The API is OpenAI-compatible (we run vLLM), so you just swap the base URL. Currently offering a few models.
Curious how you’re thinking about isolation here. Is there any hard guarantee on a 'slice' of the GPU, or is it mostly just handled by the vLLM scheduler?
> When you join a cohort, your card is saved but not charged until the cohort fills. Stripe holds your card information — we never store it.
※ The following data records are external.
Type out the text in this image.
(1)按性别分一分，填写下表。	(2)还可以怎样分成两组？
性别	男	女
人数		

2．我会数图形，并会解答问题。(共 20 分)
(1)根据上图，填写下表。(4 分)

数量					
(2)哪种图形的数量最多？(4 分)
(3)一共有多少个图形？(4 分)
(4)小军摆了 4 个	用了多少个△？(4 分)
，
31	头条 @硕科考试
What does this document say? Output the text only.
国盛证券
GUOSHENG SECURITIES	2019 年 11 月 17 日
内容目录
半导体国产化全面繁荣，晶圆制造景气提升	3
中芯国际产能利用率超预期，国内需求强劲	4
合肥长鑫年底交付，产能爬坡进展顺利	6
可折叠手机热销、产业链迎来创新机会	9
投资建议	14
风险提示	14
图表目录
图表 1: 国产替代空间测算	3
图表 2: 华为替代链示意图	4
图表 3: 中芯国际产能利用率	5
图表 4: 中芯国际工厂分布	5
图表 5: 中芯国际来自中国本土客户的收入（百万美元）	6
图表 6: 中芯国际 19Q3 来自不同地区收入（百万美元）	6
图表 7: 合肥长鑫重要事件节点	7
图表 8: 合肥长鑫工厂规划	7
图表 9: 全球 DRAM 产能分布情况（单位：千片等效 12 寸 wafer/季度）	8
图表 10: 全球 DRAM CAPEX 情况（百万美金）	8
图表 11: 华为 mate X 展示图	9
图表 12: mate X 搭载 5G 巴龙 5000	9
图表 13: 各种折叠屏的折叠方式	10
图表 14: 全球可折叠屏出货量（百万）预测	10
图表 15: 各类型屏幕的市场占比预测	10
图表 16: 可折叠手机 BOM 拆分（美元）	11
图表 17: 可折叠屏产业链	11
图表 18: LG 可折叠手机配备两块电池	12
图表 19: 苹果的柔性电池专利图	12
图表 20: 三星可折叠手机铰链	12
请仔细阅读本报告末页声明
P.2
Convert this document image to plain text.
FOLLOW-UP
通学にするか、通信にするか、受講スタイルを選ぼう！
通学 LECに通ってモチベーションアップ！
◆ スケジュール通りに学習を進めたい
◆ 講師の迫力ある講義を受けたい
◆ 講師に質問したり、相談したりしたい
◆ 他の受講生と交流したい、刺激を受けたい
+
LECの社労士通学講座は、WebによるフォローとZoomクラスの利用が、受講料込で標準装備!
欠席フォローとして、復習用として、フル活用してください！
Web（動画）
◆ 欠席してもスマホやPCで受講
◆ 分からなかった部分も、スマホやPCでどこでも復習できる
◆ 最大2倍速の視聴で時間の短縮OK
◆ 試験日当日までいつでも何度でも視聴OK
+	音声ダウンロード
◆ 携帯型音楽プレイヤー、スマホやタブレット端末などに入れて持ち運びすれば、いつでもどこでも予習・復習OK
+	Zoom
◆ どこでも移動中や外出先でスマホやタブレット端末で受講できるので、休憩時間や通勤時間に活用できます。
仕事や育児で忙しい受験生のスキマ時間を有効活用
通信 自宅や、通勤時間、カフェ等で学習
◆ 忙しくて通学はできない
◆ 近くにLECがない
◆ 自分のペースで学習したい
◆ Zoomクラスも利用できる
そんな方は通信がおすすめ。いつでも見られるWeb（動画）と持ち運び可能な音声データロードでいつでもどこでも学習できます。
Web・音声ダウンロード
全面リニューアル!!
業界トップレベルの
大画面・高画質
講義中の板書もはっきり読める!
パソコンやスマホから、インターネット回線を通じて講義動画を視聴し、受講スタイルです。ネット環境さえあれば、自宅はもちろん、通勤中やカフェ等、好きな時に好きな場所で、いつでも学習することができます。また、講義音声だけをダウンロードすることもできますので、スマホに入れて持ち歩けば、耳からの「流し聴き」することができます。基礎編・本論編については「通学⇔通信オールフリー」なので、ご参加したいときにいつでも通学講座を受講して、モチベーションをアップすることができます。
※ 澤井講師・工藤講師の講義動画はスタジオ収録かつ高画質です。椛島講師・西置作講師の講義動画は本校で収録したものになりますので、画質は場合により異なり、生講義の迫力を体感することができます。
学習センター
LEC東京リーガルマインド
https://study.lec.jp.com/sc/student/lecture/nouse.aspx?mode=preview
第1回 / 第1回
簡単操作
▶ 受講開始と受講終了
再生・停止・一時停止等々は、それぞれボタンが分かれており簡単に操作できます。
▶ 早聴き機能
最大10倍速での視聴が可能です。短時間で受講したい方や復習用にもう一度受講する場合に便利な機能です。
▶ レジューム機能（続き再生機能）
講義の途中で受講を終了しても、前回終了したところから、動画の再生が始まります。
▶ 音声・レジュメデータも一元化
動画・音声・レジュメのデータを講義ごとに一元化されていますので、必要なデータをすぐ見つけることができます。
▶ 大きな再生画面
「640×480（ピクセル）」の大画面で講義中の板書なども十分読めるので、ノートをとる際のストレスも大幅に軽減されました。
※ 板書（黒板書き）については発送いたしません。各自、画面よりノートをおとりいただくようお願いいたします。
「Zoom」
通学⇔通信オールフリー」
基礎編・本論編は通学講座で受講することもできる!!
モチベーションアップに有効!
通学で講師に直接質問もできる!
Once the cohort fills, you are charged and receive an API key for the duration of the cohort.
Have any cohorts filled yet?
I’m interested in joining one, but only if it’s reasonable to assume that the cohort will be full within the next 7 days or so. (Especially because in a little over a week I’m attending an LLM-centered hackathon where we can either use AWS LLM credits provided by the organizer, or we can use providers of our own choosing, and I’d rather use either yours or my own hardware running vLLM than the LLM offerings and APIs from AWS.)
I’d be pretty annoyed if I join a cohort and then it takes like 3 months before the cohort has filled and I can begin to use it. By then I will probably have forgotten all about it and not have time to make use of the API key I am paying you for.
That said, we're planning to add a 7-day window: if a cohort doesn't fill within 7 days of your reservation, it cancels automatically and your card is released. We don't want anyone's payment method sitting in limbo indefinitely.
If everyone in a pool uses it during the ~same periods and sleeps during the ~same periods, then the node would oscillate between contention and idle -- every day. This seems largely avoidable.
(Or, darker: Maybe the contention/idle dichotomy is a feature, not a bug. After all, when one has control of $14k/month of hardware that is sitting idle reliably-enough for significant periods every day, then one becomes incentivized to devise a way to sell that idle time for other purposes.)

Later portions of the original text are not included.